Allies of LGBTQ students said the State Board of Education should not embrace a right-wing-media-fed craze that puts already vulnerable populations at greater risk.
One father of a trans child in a Lincoln school told the board members that pulling books off the shelf that help such youths see and understand who they are would make things worse.
He said the Penner proposal would force kids like his to the internet for answers that are a lot less reliable.
“I do have to question how many of them are worried about keeping children safe,” he said.
Kevin Abourezk, a Lincoln father who described himself as a reporter and Native American, said his people recognize when politicians are trying to erase a group’s history.
“It is clear to me that Kirk Penner wants to erase LGBTQ history,” Abourezk said. “This is about erasure. It’s about hate. Don’t do it.
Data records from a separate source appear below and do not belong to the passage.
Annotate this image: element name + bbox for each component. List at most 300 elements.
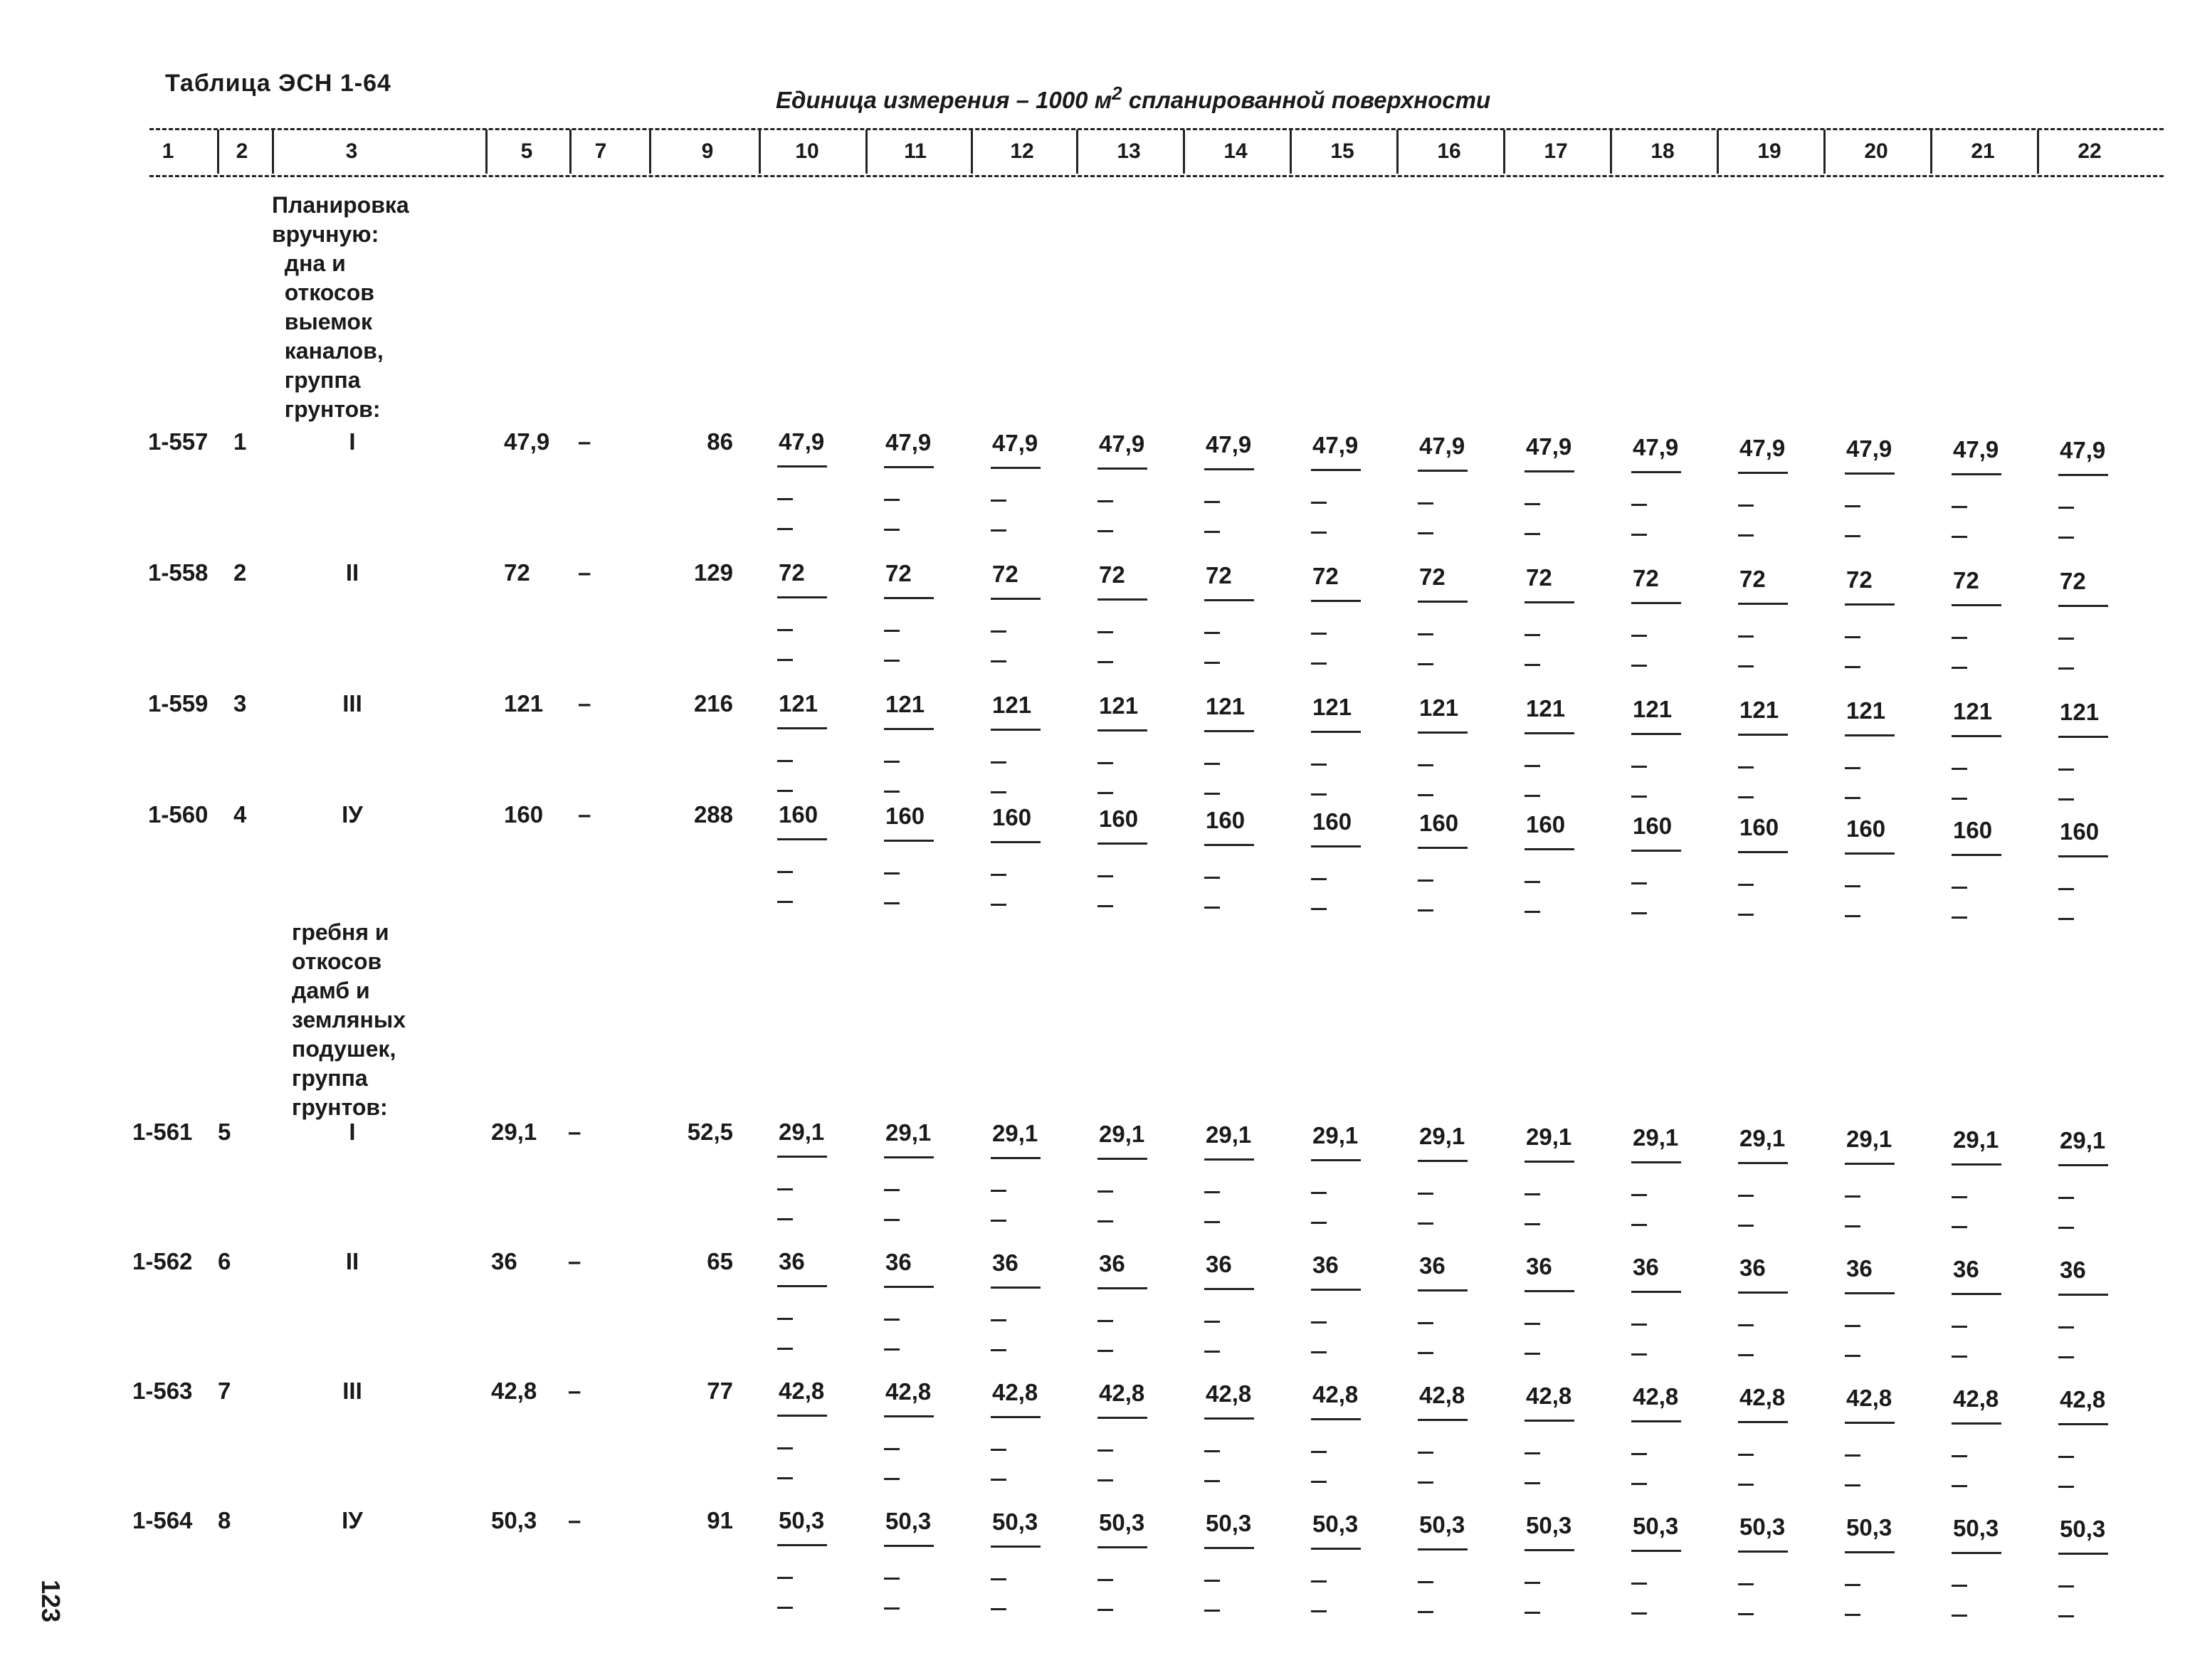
empty-dash: [2058, 667, 2074, 670]
fraction-bar: [2058, 474, 2108, 476]
value-cell: 121: [1206, 693, 1246, 719]
value-cell: 72: [2060, 568, 2086, 594]
value-cell: 121: [1099, 692, 1139, 719]
value-cell: 42,8: [1846, 1385, 1892, 1411]
empty-dash: [1952, 1485, 1967, 1487]
soil-group: II: [345, 559, 359, 586]
value-col-7: –: [568, 1119, 581, 1145]
empty-dash: [1845, 885, 1860, 887]
value-cell: 36: [1953, 1256, 1979, 1282]
fraction-bar: [1311, 1289, 1361, 1291]
empty-dash: [1525, 795, 1540, 797]
value-cell: 121: [1846, 697, 1886, 724]
column-header-3: 3: [345, 139, 358, 163]
fraction-bar: [1525, 1420, 1574, 1422]
empty-dash: [1418, 1222, 1433, 1225]
value-cell: 160: [1099, 805, 1139, 832]
value-cell: 29,1: [1099, 1121, 1145, 1147]
value-cell: 42,8: [1633, 1383, 1679, 1410]
empty-dash: [1097, 1479, 1113, 1481]
empty-dash: [1525, 634, 1540, 636]
empty-dash: [1738, 1324, 1754, 1326]
empty-dash: [1311, 502, 1327, 504]
fraction-bar: [1845, 1163, 1895, 1165]
empty-dash: [1738, 1484, 1754, 1486]
empty-dash: [1418, 764, 1433, 766]
column-separator: [865, 130, 868, 174]
fraction-bar: [1738, 734, 1788, 736]
empty-dash: [777, 1607, 793, 1609]
empty-dash: [1097, 762, 1113, 764]
fraction-bar: [1418, 470, 1468, 472]
header-top-rule: [149, 128, 2164, 130]
value-cell: 50,3: [1739, 1513, 1786, 1540]
value-col-7: –: [578, 559, 591, 586]
fraction-bar: [1204, 468, 1254, 470]
value-cell: 50,3: [779, 1507, 825, 1533]
empty-dash: [777, 790, 793, 792]
column-header-21: 21: [1971, 139, 1995, 163]
empty-dash: [991, 1190, 1006, 1192]
empty-dash: [991, 904, 1006, 906]
column-header-18: 18: [1650, 139, 1675, 163]
fraction-bar: [1952, 604, 2001, 606]
unit-caption: [776, 83, 1490, 114]
fraction-bar: [1097, 1546, 1147, 1548]
empty-dash: [1631, 1453, 1647, 1455]
fraction-bar: [1845, 1551, 1895, 1553]
empty-dash: [991, 761, 1006, 764]
value-cell: 160: [1419, 810, 1459, 836]
empty-dash: [1845, 1454, 1860, 1457]
empty-dash: [2058, 1356, 2074, 1358]
empty-dash: [777, 1218, 793, 1220]
value-cell: 36: [885, 1249, 912, 1275]
description-line: дна и: [272, 250, 346, 276]
column-separator: [759, 130, 761, 174]
empty-dash: [1097, 530, 1113, 532]
value-cell: 50,3: [1419, 1511, 1465, 1538]
value-cell: 47,9: [885, 429, 932, 455]
column-separator: [1396, 130, 1399, 174]
empty-dash: [1204, 632, 1220, 634]
value-cell: 121: [1312, 694, 1352, 720]
fraction-bar: [1525, 1549, 1574, 1551]
fraction-bar: [1311, 1159, 1361, 1161]
fraction-bar: [1418, 1419, 1468, 1421]
value-cell: 72: [1846, 566, 1873, 593]
empty-dash: [1845, 1614, 1860, 1616]
empty-dash: [1952, 667, 1967, 669]
value-cell: 160: [779, 801, 818, 828]
empty-dash: [1952, 1196, 1967, 1198]
empty-dash: [1097, 1190, 1113, 1193]
fraction-bar: [1204, 1547, 1254, 1549]
description-line: выемок: [272, 309, 372, 334]
column-separator: [217, 130, 219, 174]
empty-dash: [1631, 1483, 1647, 1485]
empty-dash: [2058, 1456, 2074, 1458]
empty-dash: [1418, 663, 1433, 665]
empty-dash: [1204, 531, 1220, 533]
fraction-bar: [1631, 733, 1681, 735]
empty-dash: [1845, 915, 1860, 917]
empty-dash: [1097, 1449, 1113, 1452]
column-separator: [1610, 130, 1612, 174]
value-cell: 160: [1953, 817, 1993, 843]
fraction-bar: [1845, 472, 1895, 475]
empty-dash: [1952, 536, 1967, 538]
empty-dash: [884, 761, 900, 763]
empty-dash: [1525, 911, 1540, 913]
value-cell: 121: [2060, 699, 2100, 725]
empty-dash: [1631, 882, 1647, 884]
fraction-bar: [1631, 1420, 1681, 1422]
empty-dash: [991, 1608, 1006, 1610]
empty-dash: [1418, 1452, 1433, 1454]
value-cell: 29,1: [1633, 1124, 1679, 1151]
empty-dash: [1311, 1451, 1327, 1453]
empty-dash: [2058, 888, 2074, 890]
fraction-bar: [1311, 600, 1361, 602]
fraction-bar: [1738, 1162, 1788, 1164]
row-code: 1-563: [132, 1378, 193, 1404]
fraction-bar: [777, 1544, 827, 1546]
value-col-7: –: [568, 1248, 581, 1274]
value-cell: 29,1: [1953, 1126, 1999, 1153]
fraction-bar: [1525, 601, 1574, 603]
empty-dash: [2058, 1615, 2074, 1617]
value-col-7: –: [568, 1507, 581, 1533]
empty-dash: [2058, 1486, 2074, 1488]
column-header-19: 19: [1757, 139, 1781, 163]
fraction-bar: [777, 465, 827, 467]
value-cell: 29,1: [1846, 1126, 1892, 1152]
empty-dash: [1204, 793, 1220, 795]
empty-dash: [991, 791, 1006, 793]
fraction-bar: [1097, 1287, 1147, 1289]
description-line: группа: [292, 1065, 368, 1091]
empty-dash: [777, 659, 793, 661]
empty-dash: [1204, 1351, 1220, 1353]
column-separator: [569, 130, 572, 174]
description-line: откосов: [292, 949, 382, 974]
fraction-bar: [1845, 734, 1895, 736]
empty-dash: [1631, 635, 1647, 637]
column-separator: [1823, 130, 1826, 174]
fraction-bar: [1525, 1161, 1574, 1163]
value-col-5: 36: [491, 1248, 517, 1274]
empty-dash: [1097, 1320, 1113, 1322]
empty-dash: [1738, 796, 1754, 798]
value-cell: 72: [992, 561, 1018, 587]
empty-dash: [1311, 1481, 1327, 1483]
empty-dash: [1952, 798, 1967, 800]
empty-dash: [884, 1607, 900, 1610]
empty-dash: [1418, 1481, 1433, 1484]
description-line: вручную:: [272, 221, 379, 247]
value-cell: 47,9: [1633, 434, 1679, 460]
fraction-bar: [1631, 602, 1681, 604]
fraction-bar: [991, 1157, 1041, 1159]
section-description: [292, 918, 406, 1122]
column-separator: [1503, 130, 1505, 174]
description-line: гребня и: [292, 919, 389, 945]
empty-dash: [1311, 1580, 1327, 1583]
empty-dash: [777, 760, 793, 762]
empty-dash: [1525, 503, 1540, 505]
value-cell: 72: [1312, 563, 1339, 589]
fraction-bar: [1311, 845, 1361, 847]
fraction-bar: [2058, 736, 2108, 738]
value-cell: 50,3: [1633, 1513, 1679, 1539]
value-cell: 50,3: [1846, 1514, 1892, 1541]
value-cell: 47,9: [1739, 435, 1786, 461]
empty-dash: [1204, 907, 1220, 909]
empty-dash: [1311, 662, 1327, 665]
empty-dash: [1952, 1585, 1967, 1587]
empty-dash: [884, 872, 900, 875]
fraction-bar: [1738, 472, 1788, 474]
empty-dash: [884, 1478, 900, 1480]
empty-dash: [1845, 1355, 1860, 1357]
value-cell: 47,9: [992, 430, 1038, 456]
empty-dash: [1525, 1612, 1540, 1614]
empty-dash: [2058, 918, 2074, 920]
fraction-bar: [777, 1156, 827, 1158]
value-cell: 121: [992, 692, 1032, 718]
empty-dash: [1845, 1584, 1860, 1586]
fraction-bar: [884, 1415, 934, 1417]
fraction-bar: [884, 1286, 934, 1288]
fraction-bar: [1952, 1422, 2001, 1425]
empty-dash: [1952, 1326, 1967, 1328]
empty-dash: [1631, 766, 1647, 768]
column-separator: [1076, 130, 1078, 174]
page-number: 123: [36, 1580, 65, 1623]
fraction-bar: [1311, 731, 1361, 733]
row-number: 2: [233, 559, 247, 586]
value-cell: 121: [1419, 694, 1459, 721]
value-col-5: 121: [504, 690, 544, 717]
value-cell: 47,9: [1099, 430, 1145, 457]
empty-dash: [884, 1578, 900, 1580]
column-header-9: 9: [701, 139, 714, 163]
fraction-bar: [2058, 1423, 2108, 1425]
value-col-5: 50,3: [491, 1507, 537, 1533]
empty-dash: [1525, 1323, 1540, 1325]
empty-dash: [1418, 1581, 1433, 1583]
empty-dash: [1204, 1450, 1220, 1452]
empty-dash: [1204, 1610, 1220, 1612]
empty-dash: [2058, 1227, 2074, 1229]
value-cell: 47,9: [1419, 433, 1465, 459]
empty-dash: [1738, 665, 1754, 667]
empty-dash: [1631, 1224, 1647, 1226]
soil-group: IУ: [342, 801, 363, 828]
fraction-bar: [777, 727, 827, 729]
empty-dash: [1525, 533, 1540, 535]
unit-tail: спланированной поверхности: [1122, 87, 1491, 113]
value-cell: 47,9: [1526, 433, 1572, 460]
fraction-bar: [1418, 1160, 1468, 1162]
empty-dash: [1738, 1583, 1754, 1585]
fraction-bar: [884, 597, 934, 599]
description-line: откосов: [272, 280, 374, 305]
fraction-bar: [1525, 732, 1574, 734]
value-col-9: 288: [693, 801, 733, 828]
empty-dash: [1952, 506, 1967, 508]
empty-dash: [884, 902, 900, 904]
row-code: 1-564: [132, 1507, 193, 1533]
value-cell: 29,1: [1526, 1124, 1572, 1150]
empty-dash: [1738, 504, 1754, 507]
empty-dash: [1418, 1193, 1433, 1195]
value-cell: 50,3: [1526, 1512, 1572, 1538]
empty-dash: [991, 529, 1006, 532]
column-separator: [1183, 130, 1185, 174]
fraction-bar: [1204, 1158, 1254, 1161]
value-cell: 42,8: [2060, 1386, 2106, 1412]
fraction-bar: [1204, 599, 1254, 601]
soil-group: I: [349, 1119, 356, 1145]
empty-dash: [1204, 1580, 1220, 1582]
fraction-bar: [884, 728, 934, 730]
value-cell: 121: [1739, 697, 1779, 723]
soil-group: I: [349, 428, 356, 455]
value-col-7: –: [568, 1378, 581, 1404]
empty-dash: [1097, 905, 1113, 907]
empty-dash: [991, 630, 1006, 633]
value-cell: 50,3: [1312, 1511, 1359, 1537]
empty-dash: [991, 1349, 1006, 1351]
value-cell: 29,1: [885, 1119, 932, 1146]
column-header-15: 15: [1330, 139, 1354, 163]
empty-dash: [1418, 633, 1433, 635]
empty-dash: [991, 660, 1006, 662]
value-cell: 121: [1633, 696, 1673, 722]
empty-dash: [2058, 537, 2074, 539]
value-col-9: 86: [707, 428, 733, 455]
value-cell: 42,8: [779, 1378, 825, 1404]
value-col-9: 129: [693, 559, 733, 586]
fraction-bar: [2058, 605, 2108, 607]
empty-dash: [991, 874, 1006, 876]
empty-dash: [1525, 664, 1540, 666]
empty-dash: [777, 629, 793, 631]
empty-dash: [884, 1219, 900, 1221]
empty-dash: [1418, 794, 1433, 796]
value-cell: 42,8: [1953, 1385, 1999, 1412]
empty-dash: [1738, 1354, 1754, 1356]
fraction-bar: [1311, 1548, 1361, 1550]
column-separator: [971, 130, 973, 174]
fraction-bar: [2058, 1164, 2108, 1166]
empty-dash: [1738, 1225, 1754, 1227]
empty-dash: [2058, 768, 2074, 771]
fraction-bar: [1418, 731, 1468, 734]
fraction-bar: [991, 1416, 1041, 1418]
empty-dash: [1418, 532, 1433, 534]
value-cell: 50,3: [1953, 1515, 1999, 1541]
fraction-bar: [991, 729, 1041, 731]
column-header-12: 12: [1010, 139, 1034, 163]
column-header-14: 14: [1223, 139, 1248, 163]
empty-dash: [1525, 1582, 1540, 1584]
fraction-bar: [1097, 1158, 1147, 1160]
column-header-2: 2: [236, 139, 248, 163]
fraction-bar: [1204, 1288, 1254, 1290]
column-header-7: 7: [594, 139, 607, 163]
value-cell: 42,8: [1312, 1381, 1359, 1407]
description-line: земляных: [292, 1007, 406, 1032]
empty-dash: [777, 528, 793, 530]
empty-dash: [1952, 1356, 1967, 1358]
empty-dash: [2058, 638, 2074, 640]
unit-text: Единица измерения – 1000 м: [776, 87, 1112, 113]
empty-dash: [1097, 875, 1113, 877]
column-separator: [1717, 130, 1719, 174]
empty-dash: [1631, 1194, 1647, 1196]
value-cell: 72: [1206, 562, 1232, 588]
fraction-bar: [1845, 1292, 1895, 1294]
soil-group: III: [342, 690, 362, 717]
empty-dash: [1631, 1583, 1647, 1585]
value-cell: 36: [1419, 1252, 1446, 1279]
fraction-bar: [1631, 1550, 1681, 1552]
row-number: 6: [218, 1248, 231, 1274]
empty-dash: [1845, 797, 1860, 799]
empty-dash: [1525, 1482, 1540, 1484]
fraction-bar: [991, 467, 1041, 469]
fraction-bar: [777, 1415, 827, 1417]
empty-dash: [1525, 881, 1540, 883]
fraction-bar: [991, 841, 1041, 843]
empty-dash: [1311, 764, 1327, 766]
empty-dash: [1845, 505, 1860, 507]
column-header-5: 5: [520, 139, 533, 163]
value-cell: 42,8: [1206, 1380, 1252, 1407]
value-cell: 72: [779, 559, 805, 586]
empty-dash: [1418, 1611, 1433, 1613]
empty-dash: [1204, 662, 1220, 664]
empty-dash: [1845, 1325, 1860, 1327]
empty-dash: [777, 901, 793, 903]
empty-dash: [1204, 1221, 1220, 1223]
empty-dash: [1845, 1484, 1860, 1486]
empty-dash: [991, 1319, 1006, 1321]
empty-dash: [991, 1578, 1006, 1580]
value-cell: 36: [779, 1248, 805, 1274]
empty-dash: [884, 1189, 900, 1191]
empty-dash: [884, 1448, 900, 1450]
value-col-7: –: [578, 690, 591, 717]
empty-dash: [1738, 1613, 1754, 1615]
empty-dash: [1311, 633, 1327, 635]
value-cell: 36: [1312, 1252, 1339, 1278]
row-number: 1: [233, 428, 247, 455]
empty-dash: [1631, 796, 1647, 798]
row-number: 8: [218, 1507, 231, 1533]
empty-dash: [1311, 1192, 1327, 1194]
value-cell: 47,9: [779, 428, 825, 455]
value-cell: 42,8: [1739, 1384, 1786, 1410]
empty-dash: [1631, 1324, 1647, 1326]
value-col-7: –: [578, 428, 591, 455]
empty-dash: [1525, 1193, 1540, 1195]
fraction-bar: [1525, 1290, 1574, 1292]
description-line: грунтов:: [272, 396, 381, 422]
Do not do it again.”
Librarians are ‘literacy cheerleaders’
Librarians and school board members said local programs already exist that allow parents to prevent their children from accessing certain materials from school libraries.
Several discussed local procedures already in place if parents want to have materials removed from school libraries.
Retired school librarian Sara Mitchell of Omaha said librarians want to help children love reading. She said they are “literacy cheerleaders” who “curate collections” to meet kids’ needs.
She said local school boards set “good selection policies” for books in school libraries and warned the board from reducing requirements for buying new books or cutting library staffing.
“Don’t be like Kansas,” where libraries have stagnated, she said.
State oversight of local control
Penner’s proposal would also require schools to provide more consistent and accessible digital and paper catalogs of books and other materials.
Under his proposal, such systems would need to be in place by the 2024-25 school year. Districts would have to verify that the catalogs are in place each year with the Nebraska Department of Education.
The proposal would standardize the process for objecting to materials and add a state process to probe the effectiveness of local efforts to investigate such complaints. The Department of Education would decide whether a violation occurred.
Marni Hodgen, a former state board candidate from Omaha, said working parents do not have time to screen book choices themselves.
Terri Cunningham Swanson, who was recently recalled from the Plattsmouth school board, said it is too hard to get librarians and school administrators to pull books from the shelves.
“How the crap is this even a question?” she asked. “I’m sorry, but the time for niceties is over. The time has come for flipping some tables and flipping some board seats.”
All four incumbents on the board up for election this year declined to seek reelection.
Promoting personal beliefs?
Doug Kagan of Omaha, who said he was speaking on behalf of Nebraska Taxpayers for Freedom, said falling student test scores in math and science show parents need to get involved.
He said students should be reading books that inspire them into building better bridges or exploring space, instead of books about “why Johnny wants to wear a dress.”
Using some of the same language proponents of the measure have used, Abourezk said people should not use the public schools to push their personal beliefs on other people.
He said that the proposal would “do nothing to stop porn from entering school libraries” and that it would create oversight of school libraries by “people who hate LGBTQ people.”
“Our children would become less tolerant and less understanding of those peers,” he said.
Jessie McGrath, who said she moved to Nebraska to push back against anti-LGBTQ legislators, criticized the Penner proposal as infringing on free speech rights.
She said the state board should not be banning things they personally disagree with when other people have a different view.
”I think you should think long and hard about the constitutional nature of what this is trying to do,” she said.
Correction: This version of the article has been revised to correct the name of the person talking about who would provide oversight of school libraries.